36-count indictment accuses lawyer Avenatti of stealing from clients; max sentence could be 335 years
Michael Avenatti in May 2018. Photo from Wikimedia Commons.
Attorney Michael Avenatti has been charged with stealing millions of dollars from five clients in a 36-count indictment that also accuses him of perjury, failure to pay income taxes and bank fraud.
The indictment alleges that Avenatti kept settlement money that was due to clients, including a former inmate who received a $4 million settlement from Los Angeles County, report the Los Angeles Times and the Associated Press. The client was paralyzed after he jumped from the upper floor of a jail.
Avenatti funneled the money through multiple bank accounts, including accounts for his coffee company and a company that manages his race car team, according to the indictment. He paid the client only $124,000, prosecutors alleged.

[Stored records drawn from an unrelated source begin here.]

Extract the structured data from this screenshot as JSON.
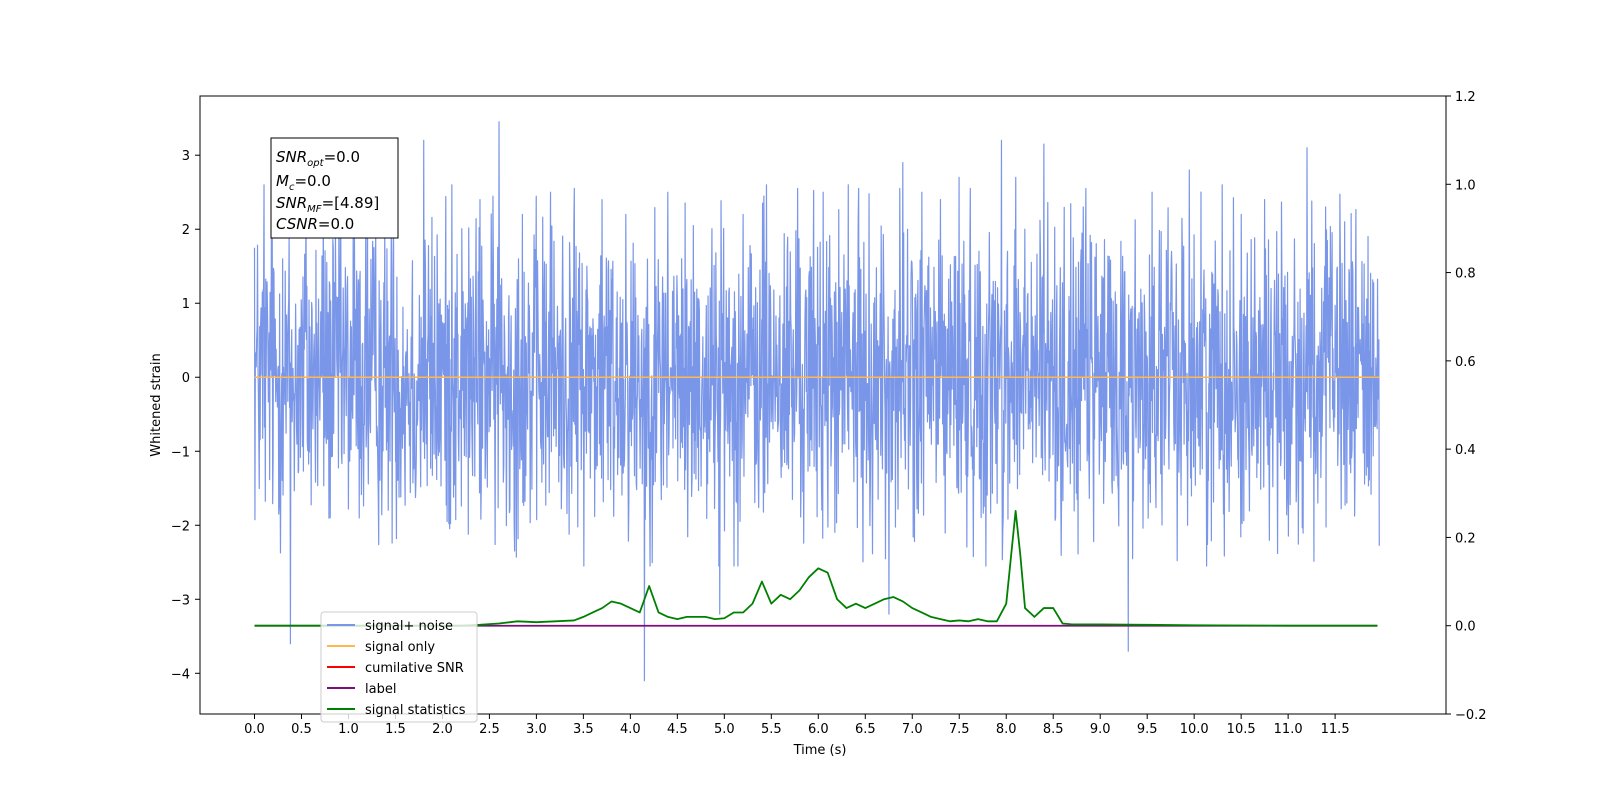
{
  "chart_data": {
    "type": "line",
    "title": "",
    "xlabel": "Time (s)",
    "ylabel": "Whitened strain",
    "x_range": [
      -0.58,
      12.68
    ],
    "xticks": [
      "0.0",
      "0.5",
      "1.0",
      "1.5",
      "2.0",
      "2.5",
      "3.0",
      "3.5",
      "4.0",
      "4.5",
      "5.0",
      "5.5",
      "6.0",
      "6.5",
      "7.0",
      "7.5",
      "8.0",
      "8.5",
      "9.0",
      "9.5",
      "10.0",
      "10.5",
      "11.0",
      "11.5"
    ],
    "y_left_range": [
      -4.55,
      3.8
    ],
    "y_left_ticks": [
      "−4",
      "−3",
      "−2",
      "−1",
      "0",
      "1",
      "2",
      "3"
    ],
    "y_right_range": [
      -0.2,
      1.2
    ],
    "y_right_ticks": [
      "−0.2",
      "0.0",
      "0.2",
      "0.4",
      "0.6",
      "0.8",
      "1.0",
      "1.2"
    ],
    "grid": false,
    "legend_position": "lower-left",
    "annotation": {
      "snr_opt": {
        "base": "SNR",
        "sub": "opt",
        "value": "=0.0"
      },
      "mc": {
        "base": "M",
        "sub": "c",
        "value": "=0.0"
      },
      "snr_mf": {
        "base": "SNR",
        "sub": "MF",
        "value": "=[4.89]"
      },
      "csnr": {
        "base": "CSNR",
        "value": "=0.0"
      }
    },
    "series": [
      {
        "name": "signal+ noise",
        "axis": "left",
        "color": "#7a96e8",
        "description_of_values": "noise-dominated whitened strain, approx. uniform band between -2 and 2 with spikes up to 3.4 and down to -4.1",
        "spikes": [
          [
            0.0,
            1.75
          ],
          [
            0.1,
            2.6
          ],
          [
            0.18,
            1.9
          ],
          [
            0.3,
            1.6
          ],
          [
            0.38,
            -3.6
          ],
          [
            0.55,
            2.2
          ],
          [
            0.73,
            2.5
          ],
          [
            0.9,
            2.3
          ],
          [
            1.05,
            1.9
          ],
          [
            1.2,
            2.6
          ],
          [
            1.48,
            3.0
          ],
          [
            1.8,
            3.2
          ],
          [
            2.1,
            2.6
          ],
          [
            2.4,
            2.4
          ],
          [
            2.6,
            3.45
          ],
          [
            2.85,
            2.2
          ],
          [
            3.15,
            2.5
          ],
          [
            3.4,
            2.1
          ],
          [
            3.7,
            2.4
          ],
          [
            3.95,
            2.2
          ],
          [
            4.15,
            -4.1
          ],
          [
            4.4,
            2.5
          ],
          [
            4.95,
            -3.2
          ],
          [
            5.2,
            2.2
          ],
          [
            5.45,
            2.6
          ],
          [
            5.78,
            2.55
          ],
          [
            6.05,
            2.5
          ],
          [
            6.32,
            2.6
          ],
          [
            6.75,
            -3.2
          ],
          [
            6.9,
            2.9
          ],
          [
            7.1,
            2.5
          ],
          [
            7.3,
            2.4
          ],
          [
            7.5,
            2.7
          ],
          [
            7.95,
            3.2
          ],
          [
            8.1,
            2.7
          ],
          [
            8.2,
            2.0
          ],
          [
            8.4,
            3.15
          ],
          [
            8.82,
            2.3
          ],
          [
            9.3,
            -3.7
          ],
          [
            9.55,
            2.5
          ],
          [
            9.95,
            2.8
          ],
          [
            10.3,
            2.6
          ],
          [
            10.5,
            2.2
          ],
          [
            10.75,
            2.4
          ],
          [
            11.2,
            3.1
          ],
          [
            11.4,
            2.3
          ],
          [
            11.6,
            2.1
          ],
          [
            11.85,
            1.9
          ]
        ]
      },
      {
        "name": "signal only",
        "axis": "left",
        "color": "#ffb84d",
        "constant": 0.0
      },
      {
        "name": "cumilative SNR",
        "axis": "right",
        "color": "#ff0000",
        "constant": 0.0
      },
      {
        "name": "label",
        "axis": "right",
        "color": "#7b0e7b",
        "constant": 0.0
      },
      {
        "name": "signal statistics",
        "axis": "right",
        "color": "#008000",
        "x": [
          0.0,
          2.2,
          2.4,
          2.6,
          2.8,
          3.0,
          3.2,
          3.4,
          3.5,
          3.6,
          3.7,
          3.8,
          3.9,
          4.0,
          4.1,
          4.2,
          4.3,
          4.4,
          4.5,
          4.6,
          4.7,
          4.8,
          4.9,
          5.0,
          5.1,
          5.2,
          5.3,
          5.4,
          5.5,
          5.6,
          5.7,
          5.8,
          5.9,
          6.0,
          6.1,
          6.2,
          6.3,
          6.4,
          6.5,
          6.6,
          6.7,
          6.8,
          6.9,
          7.0,
          7.1,
          7.2,
          7.3,
          7.4,
          7.5,
          7.6,
          7.7,
          7.8,
          7.9,
          8.0,
          8.1,
          8.15,
          8.2,
          8.3,
          8.4,
          8.5,
          8.6,
          8.7,
          9.0,
          9.5,
          10.0,
          11.0,
          11.95
        ],
        "y": [
          0.0,
          0.0,
          0.002,
          0.005,
          0.01,
          0.008,
          0.01,
          0.012,
          0.02,
          0.03,
          0.04,
          0.055,
          0.05,
          0.04,
          0.03,
          0.09,
          0.03,
          0.02,
          0.015,
          0.02,
          0.02,
          0.02,
          0.015,
          0.017,
          0.03,
          0.03,
          0.05,
          0.1,
          0.05,
          0.07,
          0.06,
          0.08,
          0.11,
          0.13,
          0.12,
          0.06,
          0.04,
          0.05,
          0.04,
          0.05,
          0.06,
          0.065,
          0.055,
          0.04,
          0.03,
          0.02,
          0.015,
          0.01,
          0.012,
          0.01,
          0.015,
          0.01,
          0.01,
          0.05,
          0.26,
          0.16,
          0.04,
          0.02,
          0.04,
          0.04,
          0.005,
          0.003,
          0.003,
          0.002,
          0.001,
          0.0,
          0.0
        ]
      }
    ]
  }
}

Avenatti is also accused of using $2.5 million from a client’s $2.75 million settlement to buy a private jet. The aircraft has been seized by federal agents.
Avenatti is the lawyer who represented adult film actress Stormy Daniels in a suit against President Donald Trump to invalidate a confidentiality agreement.

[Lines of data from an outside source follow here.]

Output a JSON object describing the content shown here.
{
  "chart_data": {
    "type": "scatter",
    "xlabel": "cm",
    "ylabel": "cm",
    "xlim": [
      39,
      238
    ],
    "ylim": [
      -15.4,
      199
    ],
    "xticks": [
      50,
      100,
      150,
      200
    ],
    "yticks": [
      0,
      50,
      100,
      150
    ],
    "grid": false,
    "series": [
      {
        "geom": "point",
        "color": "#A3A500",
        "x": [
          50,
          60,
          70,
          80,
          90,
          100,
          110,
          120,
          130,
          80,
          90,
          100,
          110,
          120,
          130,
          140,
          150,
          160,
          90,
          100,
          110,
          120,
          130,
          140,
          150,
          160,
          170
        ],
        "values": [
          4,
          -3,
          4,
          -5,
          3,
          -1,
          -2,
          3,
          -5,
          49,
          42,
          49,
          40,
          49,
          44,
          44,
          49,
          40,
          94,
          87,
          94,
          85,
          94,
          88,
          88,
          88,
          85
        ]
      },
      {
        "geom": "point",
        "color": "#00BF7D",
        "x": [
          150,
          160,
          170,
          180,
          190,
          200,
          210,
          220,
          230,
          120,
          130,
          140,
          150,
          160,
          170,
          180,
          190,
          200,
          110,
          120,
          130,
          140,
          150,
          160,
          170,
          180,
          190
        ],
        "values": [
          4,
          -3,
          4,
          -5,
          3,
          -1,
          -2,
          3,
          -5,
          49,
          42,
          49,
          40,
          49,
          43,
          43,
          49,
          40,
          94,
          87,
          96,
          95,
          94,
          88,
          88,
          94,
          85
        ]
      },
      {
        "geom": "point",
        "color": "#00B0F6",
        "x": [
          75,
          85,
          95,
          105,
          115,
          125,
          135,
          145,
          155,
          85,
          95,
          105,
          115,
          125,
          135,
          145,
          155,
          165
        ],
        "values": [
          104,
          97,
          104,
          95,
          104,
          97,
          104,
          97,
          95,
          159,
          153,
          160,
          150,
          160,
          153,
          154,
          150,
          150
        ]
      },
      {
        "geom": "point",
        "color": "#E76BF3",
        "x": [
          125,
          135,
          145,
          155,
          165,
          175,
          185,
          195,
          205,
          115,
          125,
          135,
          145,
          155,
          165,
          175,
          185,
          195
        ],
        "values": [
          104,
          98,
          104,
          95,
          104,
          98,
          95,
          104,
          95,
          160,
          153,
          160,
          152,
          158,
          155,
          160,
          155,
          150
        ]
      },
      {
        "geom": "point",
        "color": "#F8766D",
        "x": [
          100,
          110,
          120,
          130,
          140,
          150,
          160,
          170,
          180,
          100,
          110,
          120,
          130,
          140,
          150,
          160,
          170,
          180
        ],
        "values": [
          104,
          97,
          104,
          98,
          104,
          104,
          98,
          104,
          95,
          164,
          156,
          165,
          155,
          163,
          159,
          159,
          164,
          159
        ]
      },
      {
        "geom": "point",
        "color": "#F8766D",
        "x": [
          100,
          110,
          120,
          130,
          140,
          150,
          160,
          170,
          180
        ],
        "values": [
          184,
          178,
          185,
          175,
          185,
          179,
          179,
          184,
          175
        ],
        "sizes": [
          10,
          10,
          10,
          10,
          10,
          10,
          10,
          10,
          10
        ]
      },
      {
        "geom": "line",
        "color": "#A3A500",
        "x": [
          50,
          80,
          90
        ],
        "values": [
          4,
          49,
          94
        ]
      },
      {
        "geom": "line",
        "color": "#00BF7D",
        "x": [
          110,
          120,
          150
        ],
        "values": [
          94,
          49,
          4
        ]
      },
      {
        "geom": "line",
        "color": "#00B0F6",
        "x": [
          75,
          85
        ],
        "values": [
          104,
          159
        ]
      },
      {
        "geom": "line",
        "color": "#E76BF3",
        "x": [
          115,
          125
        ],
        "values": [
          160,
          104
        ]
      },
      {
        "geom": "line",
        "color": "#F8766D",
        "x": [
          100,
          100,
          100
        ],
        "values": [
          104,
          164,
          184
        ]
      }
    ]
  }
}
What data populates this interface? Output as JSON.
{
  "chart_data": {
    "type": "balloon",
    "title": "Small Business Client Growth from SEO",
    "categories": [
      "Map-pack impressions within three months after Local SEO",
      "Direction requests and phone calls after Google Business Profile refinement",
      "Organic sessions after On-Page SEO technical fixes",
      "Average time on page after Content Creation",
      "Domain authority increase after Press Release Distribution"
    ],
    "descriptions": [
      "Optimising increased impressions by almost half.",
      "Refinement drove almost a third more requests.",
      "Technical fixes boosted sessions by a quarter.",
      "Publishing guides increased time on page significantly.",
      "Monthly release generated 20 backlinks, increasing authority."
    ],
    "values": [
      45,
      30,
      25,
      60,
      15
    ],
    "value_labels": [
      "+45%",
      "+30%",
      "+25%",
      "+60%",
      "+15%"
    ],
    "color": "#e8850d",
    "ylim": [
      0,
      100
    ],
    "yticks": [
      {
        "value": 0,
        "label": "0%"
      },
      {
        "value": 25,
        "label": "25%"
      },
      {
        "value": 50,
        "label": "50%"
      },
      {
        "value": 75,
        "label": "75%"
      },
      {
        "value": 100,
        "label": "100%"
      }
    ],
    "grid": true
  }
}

In a tweet, Avenatti said he intends “to fully fight all charges and plead NOT GUILTY. I look forward to the entire truth being known as opposed to a one-sided version meant to sideline me.” He also labeled any claims that he mishandled client money as “bogus nonsense.”

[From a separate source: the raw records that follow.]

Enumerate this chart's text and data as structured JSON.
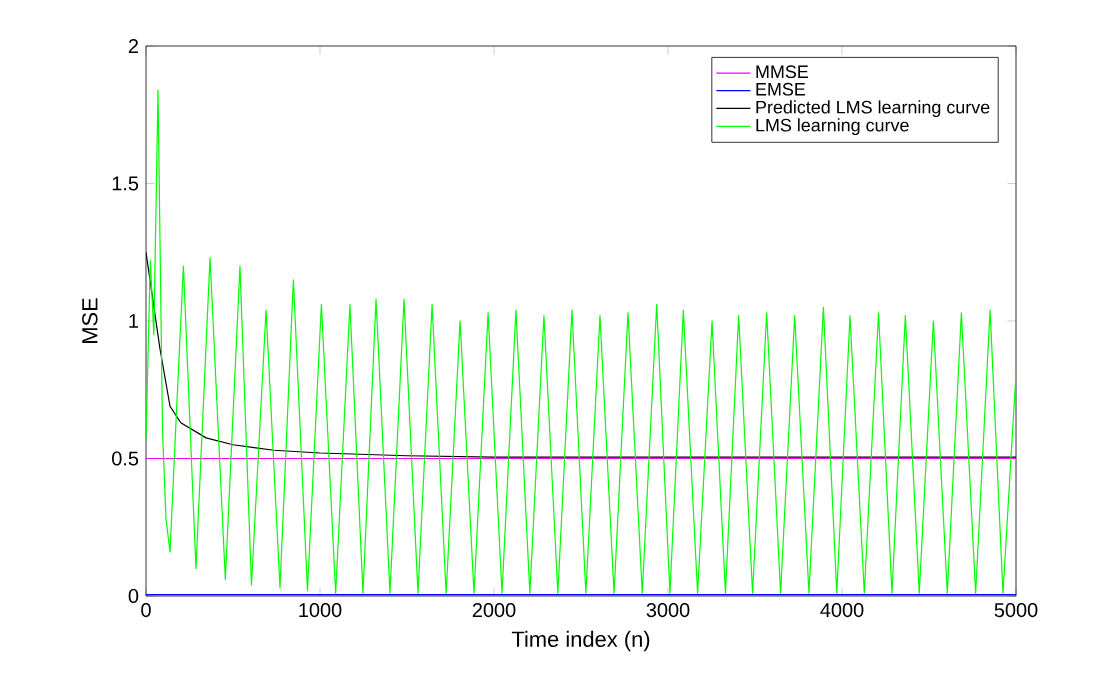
{
  "chart_data": {
    "type": "line",
    "xlabel": "Time index (n)",
    "ylabel": "MSE",
    "xlim": [
      0,
      5000
    ],
    "ylim": [
      0,
      2
    ],
    "xticks": [
      0,
      1000,
      2000,
      3000,
      4000,
      5000
    ],
    "yticks": [
      0,
      0.5,
      1,
      1.5,
      2
    ],
    "grid": false,
    "legend": "top right",
    "line_style": "solid",
    "marker": "none",
    "series": [
      {
        "name": "MMSE",
        "color": "#ff00ff",
        "x": [
          0,
          5000
        ],
        "values": [
          0.5,
          0.5
        ]
      },
      {
        "name": "EMSE",
        "color": "#0000ff",
        "x": [
          0,
          5000
        ],
        "values": [
          0.005,
          0.005
        ]
      },
      {
        "name": "Predicted LMS learning curve",
        "color": "#000000",
        "x": [
          0,
          80,
          138,
          200,
          345,
          500,
          736,
          1000,
          1500,
          2000,
          3000,
          5000
        ],
        "values": [
          1.25,
          0.9,
          0.69,
          0.63,
          0.575,
          0.55,
          0.53,
          0.52,
          0.51,
          0.505,
          0.505,
          0.505
        ]
      },
      {
        "name": "LMS learning curve",
        "color": "#00ff00",
        "x": [
          0,
          25,
          45,
          69,
          95,
          115,
          138,
          170,
          215,
          287,
          368,
          456,
          540,
          606,
          690,
          770,
          847,
          928,
          1008,
          1090,
          1172,
          1247,
          1322,
          1402,
          1483,
          1563,
          1644,
          1725,
          1805,
          1885,
          1966,
          2046,
          2126,
          2206,
          2287,
          2367,
          2448,
          2528,
          2609,
          2690,
          2770,
          2852,
          2935,
          3011,
          3088,
          3170,
          3253,
          3330,
          3406,
          3486,
          3567,
          3647,
          3728,
          3810,
          3893,
          3970,
          4046,
          4128,
          4210,
          4287,
          4364,
          4444,
          4525,
          4605,
          4686,
          4768,
          4851,
          4925,
          5000
        ],
        "values": [
          0.57,
          1.22,
          0.95,
          1.84,
          0.6,
          0.28,
          0.16,
          0.6,
          1.2,
          0.1,
          1.23,
          0.06,
          1.2,
          0.04,
          1.04,
          0.03,
          1.15,
          0.02,
          1.06,
          0.01,
          1.06,
          0.01,
          1.08,
          0.01,
          1.08,
          0.01,
          1.06,
          0.01,
          1.0,
          0.01,
          1.03,
          0.01,
          1.04,
          0.01,
          1.02,
          0.01,
          1.04,
          0.01,
          1.02,
          0.01,
          1.03,
          0.01,
          1.06,
          0.01,
          1.04,
          0.01,
          1.0,
          0.01,
          1.02,
          0.01,
          1.03,
          0.01,
          1.02,
          0.01,
          1.05,
          0.01,
          1.02,
          0.01,
          1.03,
          0.01,
          1.02,
          0.01,
          1.0,
          0.01,
          1.03,
          0.01,
          1.04,
          0.01,
          0.81
        ]
      }
    ]
  }
}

The charges in California are an expansion of criminal charges filed there last month that accused Avenatti of misappropriating $1.6 million from a client and submitting fake tax returns to a Mississippi bank to obtain $4.1 million in loans.
The new indictment also alleges that Avenatti failed to file personal income tax returns for four years and failed to filed tax returns for his two law firms for three years. He is also accused of failing to pay payroll taxes for his coffee business, although he withheld much of the money from his employees.
Avenatti’s two law firms are Eagan Avenatti and Avenatti & Associates. The indictment alleges that Avenatti lied to a court overseeing the bankruptcy of Eagan Avenatti.
If Avenatti was to be convicted of all charges in the new indictment, he could face up to 335 years in prison, according to the Los Angeles Times.
Avenatti also was charged in New York last month with extortion and conspiracy for allegedly trying to extort millions of dollars from Nike in exchange for his silence on what he claimed to be damaging information.
Hat tip to the New York Times and the Washington Post, which noted early news coverage on the latest charges.